No, I'm not dead yet! December has just been a busy month thanks to my marriage and the holidays. Needless to say, I haven't been able to do much work on this until the last 5 days or so.
That said, I've got hardware together and after many many hours of banging my head against a wall, I've finally got the transceivers talking to each other. Let's just say you should take great care when copying register writing commands to make sure the register location was changed... I have a feeling I blew a good 6 hours thanks to that. Let's just say it's a good thing I'm not a professional.
Despite that hurdle, I've managed to rough out some programs and have come away with some interesting results. Largely what I'm doing is sending as many transmissions as I can in a controlled period and logging how many were successful. As it turns out, to make use of Nordic's handy auto-acknowledge feature the receiving end does need to read the receiving FIFO before the auto-acknowledge packet is returned; so both ends of the link need to take an active part.

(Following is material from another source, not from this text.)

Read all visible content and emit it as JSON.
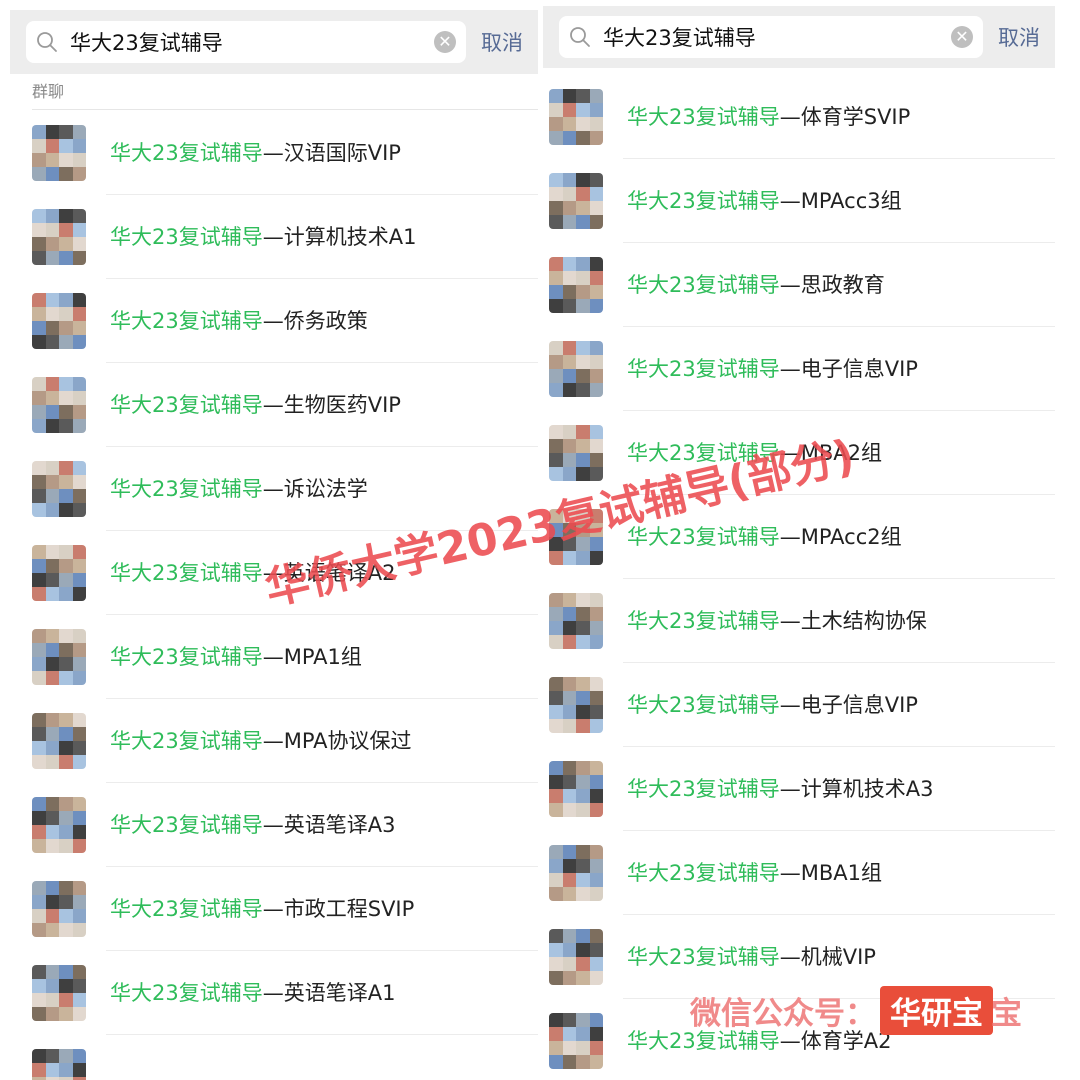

Using this method does yield fairly reliable results, but the trouble is that when operating on a single channel the results don't change much when distance is increased. I believe this has a lot to do with what I've discussed previously where the transit time is swallowed up by the relatively slow clock time of both ends.
The interesting bit is that performing the same test over multiple channels, as discussed in some of the white papers I have linked, is reasonably successful and can produce fairly good results. The trouble is that what I'm largely doing is in essence a site-survey and rather than accumulating the time it takes a signal to transit from one end to the other, I'm actually measuring the packet success rate.
This is fairly obvious when I test the setup at home and get a higher number of packets transmitted versus when I try it at work where there are more sources of interference. At home I can get nearly 100% success rate up to ten feet away (making any measurements useless under that distance) while at work I'm lucky to manage 100% at one foot.
Still, with some processing of the data I can get fairly consistent results, but any calibration certainly has to be done on-site and couldn't be relied upon elsewhere. Long story short, the results are a bit disappointing. I intend on continuing to refine this a little further, but the end result doesn't work remotely how I had intended and may prove to be too unreliable.
Hardware cobbled together for testing. Ultimately I intend on fitting the transponder into a AAA battery case and direct soldering the antenna to reduce the footprint.
The same test performed at a different time of day. You can see there is a trend, but it has a large spread.
The same basic test again, but this time performing some logic against the result to weed out results that stray too far from the average, then re-averaging the results. In this case I did reduce the period for pinging which reduced the precision, but also greatly reduce the time it takes to perform the test. There's obviously a fine balance between the two.